WASHINGTON – Major technology companies, particularly Facebook, are gearing up for rounds of marathon hearings and heavy scrutiny from Congress in the wake of the Cambridge Analytica scandal and other concerns about users’ privacy.

The Senate Judiciary Committee on Monday extended an invitation to Facebook’s founder and CEO, Mark Zuckerberg, to testify on consumer-privacy protections, adding to the list of congressional panels requesting his presence. It also invited Twitter CEO Jack Dorsey and Google CEO Sundar Pichai.

“The hearing will broadly cover privacy standards for the collection, retention and dissemination of consumer data for commercial use,” the committee’s chairman, Sen. Chuck Grassley, said in a statement. “It will also examine how such data may be misused or improperly transferred and what steps companies like Facebook can take to better protect personal information of users and ensure more transparency in the process.”

The three tech CEOs are expected to soon face a barrage of questions about their companies’ data collection and privacy policies.

While Zuckerberg has expressed a willingness to testify before Congress, he has not formally accepted invitations from any of the three committees.

Citing Facebook sources, CNN reported on Tuesday that Zuckerberg had accepted that he will have to testify and would prepare accordingly.

Tech executives brace for a public spanking from lawmakers

“At the highest level, this is what Congress does best: spank executives in public on behalf of their constituents,” Paul Rosenzweig, a senior fellow at the R Street Institute, told Business Insider in a phone interview on Monday. “The problem is that usually, that’s about all that happens.”

Facebook will most likely need to reevaluate its messaging, which lawmakers have indicated has been less than satisfactory in Washington.
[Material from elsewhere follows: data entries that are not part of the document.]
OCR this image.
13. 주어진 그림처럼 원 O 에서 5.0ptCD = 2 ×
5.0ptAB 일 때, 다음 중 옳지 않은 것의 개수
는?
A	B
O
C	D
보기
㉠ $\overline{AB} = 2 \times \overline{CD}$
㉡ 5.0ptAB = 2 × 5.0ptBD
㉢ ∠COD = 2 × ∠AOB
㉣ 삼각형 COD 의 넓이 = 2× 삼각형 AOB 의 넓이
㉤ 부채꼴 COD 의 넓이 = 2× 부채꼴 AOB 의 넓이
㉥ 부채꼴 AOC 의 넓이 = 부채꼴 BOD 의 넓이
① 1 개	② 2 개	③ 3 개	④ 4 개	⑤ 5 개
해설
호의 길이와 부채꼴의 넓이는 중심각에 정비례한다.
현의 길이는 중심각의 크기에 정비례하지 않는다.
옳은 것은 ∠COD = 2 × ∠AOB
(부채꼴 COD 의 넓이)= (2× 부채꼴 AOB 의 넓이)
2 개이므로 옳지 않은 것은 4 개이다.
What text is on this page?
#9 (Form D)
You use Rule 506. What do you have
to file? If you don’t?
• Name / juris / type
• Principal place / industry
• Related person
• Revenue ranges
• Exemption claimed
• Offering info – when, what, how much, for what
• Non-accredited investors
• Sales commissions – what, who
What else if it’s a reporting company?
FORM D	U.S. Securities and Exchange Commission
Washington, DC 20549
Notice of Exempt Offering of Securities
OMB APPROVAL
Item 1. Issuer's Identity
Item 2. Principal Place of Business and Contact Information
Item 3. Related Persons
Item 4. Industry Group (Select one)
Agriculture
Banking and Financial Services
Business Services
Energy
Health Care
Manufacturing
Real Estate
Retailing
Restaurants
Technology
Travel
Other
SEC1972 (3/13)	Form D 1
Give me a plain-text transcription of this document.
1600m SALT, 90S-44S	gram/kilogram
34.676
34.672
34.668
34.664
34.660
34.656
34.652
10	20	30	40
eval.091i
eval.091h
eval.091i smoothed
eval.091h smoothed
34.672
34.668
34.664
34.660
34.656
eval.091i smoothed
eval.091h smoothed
Facebook recently sent officials to Capitol Hill to brief various committees, but those briefings were apparently not successful enough to prevent several official requests for Zuckerberg to testify.

“Every time Facebook says, ‘Well, no, you know, you signed up for that in your terms of service,’ they think they’re answering the mail, and what they’re really doing is digging themselves a deeper hole,” Rosenzweig said. “So in terms of their public relations, they haven’t found the right message yet.”

And Zuckerberg, Dorsey, and Pichai are likely to be on the defensive about the prospect that the hearings could result in new legislation.

“The main thing that Facebook and Twitter are going to try and avoid is some new form of regulation – some privacy protective regulation – that, for example, prohibits the resale of personal data without explicit consent to every such resale,” Rosenzweig said.

“So instead of just the terms of service, you could imagine a world in which Facebook has to say to me ‘I want to give this information to Cambridge Analytica, is that OK?’ ‘I want to give this information to the Democratic National Committee, is that OK?’ and whether or not that might happen.”

Though it’s less likely at the moment, one result of a rocky set of hearings from Zuckerberg and other tech executives could be the creation of a data-privacy commission like the European Union’s.

The Federal Trade Commission confirmed on Monday that it was investigating Facebook – and one way Zuckerberg and other officials could pacify lawmakers would be to publicly commit to cooperation, according to Rosenzweig.

“That’s sort of how I would play it if I were them,” he said. “Not saying exactly what, but saying, ‘We’re going to listen to the FTC, and we’ll do what they want.'”

He added: “I think their job right now is to lean as far forward as they can in being responsive. Otherwise, they’re going to fall apart, I think.”

Facebook embarks on a hiring spree in Washington

Facebook has 11 policy-related job postings on its careers website, signaling it’s bulking up on lobbyists and public-policy professionals as it braces for perhaps its highest level of congressional scrutiny.

Facebook’s openings include privacy and public-policy managers for emerging technologies and consumer products, as well as legal counsels for regulatory and political activity.

Having an arsenal of staff members in Washington could help ease tensions with lawmakers. But there is still a long road ahead for the social media giant to move beyond this scandal.